BELGISCHE SENAAT
________
Zitting 2007-2008
________
20 februari 2008
________
SENAAT Schriftelijke vraag nr. 4-368

de Nahima Lanjri (CD&V N-VA)

aan de minister van Binnenlandse Zaken
________
Economische migratie - Overleg - Stand van zaken
________
vluchteling
illegale werknemer
migrerende werknemer
tekort aan arbeidskrachten
verblijfsrecht
illegale migratie
buitenlandse staatsburger
________
20/2/2008Verzending vraag
19/3/2008Dossier gesloten
________
Herkwalificatie van : vraag om uitleg 4-96
Heringediend als : schriftelijke vraag 4-635
________
SENAAT Schriftelijke vraag nr. 4-368 d.d. 20 februari 2008 : (Vraag gesteld in het Nederlands)

Onlangs kondigde de geachte minister aan om overleg te plegen met de gewestelijke ministers van Werk omtrent “economische migratie”. Meer bepaald wil hij polsen naar hun bereidheid om buitenlanders onder strikte voorwaarden een tijdelijke arbeids- en verblijfsvergunning te geven om knelpuntvacatures in te vullen. Hij verklaart in de pers dat hij enkele denksporen die in het “oranje-blauwe akkoord” zijn opgenomen de komende weken beleidsmatig zal voorbereiden. In dit akkoord zijn inderdaad een aantal concrete, zeer waardevolle voorstellen opgenomen.

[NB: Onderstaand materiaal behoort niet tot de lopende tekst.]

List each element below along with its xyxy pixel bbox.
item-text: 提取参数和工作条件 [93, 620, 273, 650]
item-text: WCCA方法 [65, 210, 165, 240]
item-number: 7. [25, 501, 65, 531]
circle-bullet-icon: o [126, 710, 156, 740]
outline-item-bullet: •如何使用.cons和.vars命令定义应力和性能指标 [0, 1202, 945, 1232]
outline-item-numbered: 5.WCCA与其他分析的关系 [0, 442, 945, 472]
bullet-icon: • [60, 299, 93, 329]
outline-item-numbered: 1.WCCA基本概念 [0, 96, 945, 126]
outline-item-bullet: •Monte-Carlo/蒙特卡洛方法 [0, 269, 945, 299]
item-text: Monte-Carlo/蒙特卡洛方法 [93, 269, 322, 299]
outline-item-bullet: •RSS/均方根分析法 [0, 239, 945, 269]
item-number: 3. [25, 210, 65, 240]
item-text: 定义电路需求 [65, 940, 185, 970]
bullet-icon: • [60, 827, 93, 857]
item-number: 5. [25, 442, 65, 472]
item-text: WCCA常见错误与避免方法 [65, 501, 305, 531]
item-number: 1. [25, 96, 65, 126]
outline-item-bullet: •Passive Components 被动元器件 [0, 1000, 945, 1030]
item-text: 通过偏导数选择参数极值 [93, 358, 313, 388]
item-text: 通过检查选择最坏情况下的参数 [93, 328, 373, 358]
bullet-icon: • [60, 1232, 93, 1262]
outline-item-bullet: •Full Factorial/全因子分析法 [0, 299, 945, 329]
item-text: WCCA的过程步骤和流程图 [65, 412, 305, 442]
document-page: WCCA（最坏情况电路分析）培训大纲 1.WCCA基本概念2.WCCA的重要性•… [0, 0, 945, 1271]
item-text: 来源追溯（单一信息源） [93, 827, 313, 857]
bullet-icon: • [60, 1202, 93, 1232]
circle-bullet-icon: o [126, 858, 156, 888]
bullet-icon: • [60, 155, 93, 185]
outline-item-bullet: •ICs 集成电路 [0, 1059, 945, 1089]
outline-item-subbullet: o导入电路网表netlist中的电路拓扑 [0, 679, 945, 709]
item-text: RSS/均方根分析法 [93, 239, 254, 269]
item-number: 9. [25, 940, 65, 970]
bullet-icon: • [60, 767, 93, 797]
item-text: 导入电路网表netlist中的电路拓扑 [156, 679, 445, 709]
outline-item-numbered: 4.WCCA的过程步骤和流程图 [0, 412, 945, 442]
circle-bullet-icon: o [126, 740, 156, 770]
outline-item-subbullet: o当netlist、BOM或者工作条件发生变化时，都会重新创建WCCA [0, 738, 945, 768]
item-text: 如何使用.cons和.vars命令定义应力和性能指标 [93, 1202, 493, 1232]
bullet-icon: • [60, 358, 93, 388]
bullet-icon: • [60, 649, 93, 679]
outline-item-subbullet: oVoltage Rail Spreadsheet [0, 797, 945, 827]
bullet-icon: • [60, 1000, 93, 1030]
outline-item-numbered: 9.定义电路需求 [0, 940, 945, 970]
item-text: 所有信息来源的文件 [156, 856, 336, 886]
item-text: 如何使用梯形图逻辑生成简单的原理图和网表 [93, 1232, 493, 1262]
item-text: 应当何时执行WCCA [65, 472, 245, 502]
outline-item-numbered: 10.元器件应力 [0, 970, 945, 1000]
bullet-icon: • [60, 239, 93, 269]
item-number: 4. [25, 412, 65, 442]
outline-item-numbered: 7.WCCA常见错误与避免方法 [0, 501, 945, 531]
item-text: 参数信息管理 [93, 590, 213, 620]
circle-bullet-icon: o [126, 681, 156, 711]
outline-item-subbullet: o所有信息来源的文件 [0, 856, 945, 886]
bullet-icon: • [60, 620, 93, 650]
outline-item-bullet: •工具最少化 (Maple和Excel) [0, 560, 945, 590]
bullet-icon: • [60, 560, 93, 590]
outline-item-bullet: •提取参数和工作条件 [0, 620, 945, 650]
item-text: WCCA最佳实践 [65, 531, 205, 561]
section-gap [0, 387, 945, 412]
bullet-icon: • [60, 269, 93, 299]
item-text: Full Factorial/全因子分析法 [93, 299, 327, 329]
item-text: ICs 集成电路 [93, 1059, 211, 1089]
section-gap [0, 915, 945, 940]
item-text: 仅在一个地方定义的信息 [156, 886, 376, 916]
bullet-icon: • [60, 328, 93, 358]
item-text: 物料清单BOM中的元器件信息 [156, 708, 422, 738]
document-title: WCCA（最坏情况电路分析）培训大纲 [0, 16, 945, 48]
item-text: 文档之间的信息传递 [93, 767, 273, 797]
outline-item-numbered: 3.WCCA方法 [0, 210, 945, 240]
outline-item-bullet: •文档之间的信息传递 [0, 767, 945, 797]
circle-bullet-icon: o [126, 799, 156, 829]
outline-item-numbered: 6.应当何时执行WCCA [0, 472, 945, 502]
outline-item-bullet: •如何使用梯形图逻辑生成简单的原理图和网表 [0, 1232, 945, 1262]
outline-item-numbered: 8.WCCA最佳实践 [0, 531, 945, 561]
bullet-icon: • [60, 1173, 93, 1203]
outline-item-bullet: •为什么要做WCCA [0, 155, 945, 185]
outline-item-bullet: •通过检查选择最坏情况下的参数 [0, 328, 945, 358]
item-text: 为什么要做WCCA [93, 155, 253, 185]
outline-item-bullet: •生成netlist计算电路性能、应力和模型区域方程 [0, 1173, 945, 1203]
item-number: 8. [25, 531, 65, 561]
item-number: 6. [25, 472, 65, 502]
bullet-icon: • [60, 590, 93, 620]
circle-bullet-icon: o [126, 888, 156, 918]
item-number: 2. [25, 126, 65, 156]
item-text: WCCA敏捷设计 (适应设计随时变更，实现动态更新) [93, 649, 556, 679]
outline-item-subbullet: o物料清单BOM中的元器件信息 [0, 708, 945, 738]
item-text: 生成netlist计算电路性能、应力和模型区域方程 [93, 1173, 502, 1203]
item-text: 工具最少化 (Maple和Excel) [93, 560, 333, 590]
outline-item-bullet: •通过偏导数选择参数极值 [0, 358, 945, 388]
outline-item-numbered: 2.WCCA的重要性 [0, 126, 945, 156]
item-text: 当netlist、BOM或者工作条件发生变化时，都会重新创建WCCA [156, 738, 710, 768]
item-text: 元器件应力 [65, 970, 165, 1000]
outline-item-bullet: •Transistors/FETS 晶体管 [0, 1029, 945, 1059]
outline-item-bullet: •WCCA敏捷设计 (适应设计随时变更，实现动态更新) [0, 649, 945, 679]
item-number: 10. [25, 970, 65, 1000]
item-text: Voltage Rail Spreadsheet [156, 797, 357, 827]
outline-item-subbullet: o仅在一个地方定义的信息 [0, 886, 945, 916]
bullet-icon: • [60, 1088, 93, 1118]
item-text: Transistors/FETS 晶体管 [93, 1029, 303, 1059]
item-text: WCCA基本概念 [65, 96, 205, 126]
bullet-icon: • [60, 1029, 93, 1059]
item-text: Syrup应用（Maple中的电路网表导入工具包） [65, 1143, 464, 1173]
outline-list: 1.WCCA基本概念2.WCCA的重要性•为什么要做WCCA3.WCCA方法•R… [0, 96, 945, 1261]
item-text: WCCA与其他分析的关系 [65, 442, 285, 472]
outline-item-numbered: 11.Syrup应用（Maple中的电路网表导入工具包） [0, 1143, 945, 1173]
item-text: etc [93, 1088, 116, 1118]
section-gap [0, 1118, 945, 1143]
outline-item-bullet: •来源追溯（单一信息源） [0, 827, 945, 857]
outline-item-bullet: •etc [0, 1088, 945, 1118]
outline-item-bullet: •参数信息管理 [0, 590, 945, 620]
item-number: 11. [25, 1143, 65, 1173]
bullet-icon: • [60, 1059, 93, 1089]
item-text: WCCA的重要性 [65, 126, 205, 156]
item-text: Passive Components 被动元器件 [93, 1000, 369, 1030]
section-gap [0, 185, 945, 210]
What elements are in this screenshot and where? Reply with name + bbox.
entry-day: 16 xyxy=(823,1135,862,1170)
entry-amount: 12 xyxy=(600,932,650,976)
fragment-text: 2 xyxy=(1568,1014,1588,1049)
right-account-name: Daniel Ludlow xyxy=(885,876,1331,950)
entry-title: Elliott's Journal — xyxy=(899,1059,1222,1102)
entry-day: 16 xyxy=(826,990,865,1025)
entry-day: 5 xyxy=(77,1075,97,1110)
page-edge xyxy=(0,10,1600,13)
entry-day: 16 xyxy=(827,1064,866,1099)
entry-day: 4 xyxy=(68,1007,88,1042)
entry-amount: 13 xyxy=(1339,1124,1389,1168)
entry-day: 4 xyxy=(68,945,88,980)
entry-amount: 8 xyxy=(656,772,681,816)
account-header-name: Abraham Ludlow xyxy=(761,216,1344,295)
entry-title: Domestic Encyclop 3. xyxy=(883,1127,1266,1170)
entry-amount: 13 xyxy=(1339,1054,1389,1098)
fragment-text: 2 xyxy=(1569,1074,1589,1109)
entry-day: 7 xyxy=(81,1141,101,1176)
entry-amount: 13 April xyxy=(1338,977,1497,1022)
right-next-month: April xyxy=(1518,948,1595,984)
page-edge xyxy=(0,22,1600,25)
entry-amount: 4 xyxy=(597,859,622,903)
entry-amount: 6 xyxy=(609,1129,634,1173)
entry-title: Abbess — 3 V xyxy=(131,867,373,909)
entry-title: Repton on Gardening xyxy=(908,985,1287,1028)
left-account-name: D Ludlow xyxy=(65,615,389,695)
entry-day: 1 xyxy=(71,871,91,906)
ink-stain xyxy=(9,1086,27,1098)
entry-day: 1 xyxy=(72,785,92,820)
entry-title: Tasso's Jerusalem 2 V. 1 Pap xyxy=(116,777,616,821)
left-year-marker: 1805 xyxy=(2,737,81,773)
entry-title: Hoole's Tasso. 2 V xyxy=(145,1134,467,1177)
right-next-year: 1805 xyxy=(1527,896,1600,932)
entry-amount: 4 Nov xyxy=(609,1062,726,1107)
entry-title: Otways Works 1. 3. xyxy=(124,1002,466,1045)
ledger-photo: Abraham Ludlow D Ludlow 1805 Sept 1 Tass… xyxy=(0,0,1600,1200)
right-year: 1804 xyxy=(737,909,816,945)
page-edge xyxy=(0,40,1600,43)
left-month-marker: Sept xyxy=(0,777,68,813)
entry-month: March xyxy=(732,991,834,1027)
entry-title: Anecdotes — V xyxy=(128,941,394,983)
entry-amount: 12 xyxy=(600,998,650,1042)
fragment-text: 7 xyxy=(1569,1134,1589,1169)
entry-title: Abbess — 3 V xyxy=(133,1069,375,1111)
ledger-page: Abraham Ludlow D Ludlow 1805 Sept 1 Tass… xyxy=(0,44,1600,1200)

Mijn vragen zijn de volgende:

Welke denksporen/voorstellen uit het akkoord wil de geachte minister onderzoeken? In het akkoord zijn er rond deze problematiek namelijk verschillende sporen opgenomen, met name:

1. economische migratie voor knelpuntberoepen onder strikte voorwaarden en na overleg met de sociale partners;

2. mogelijkheid voor mensen zonder papieren die hier al minstens sinds januari 2006 zijn om een arbeidskaart en hieraan gelinkt tijdelijke verblijfsvergunning te verkrijgen indien zij een vaststaand werkaanbod hebben en dit niet enkel in het kader van de knelpuntberoepen (een voorstel dat ook gesteund wordt door onder meer Unizo);

3. regularisatie – geval per geval – van mensen die bijvoorbeeld te lang in de procedure zaten maar wel kunnen aantonen dat ze geïntegreerd zijn (werk is daar een belangrijk onderdeel van), …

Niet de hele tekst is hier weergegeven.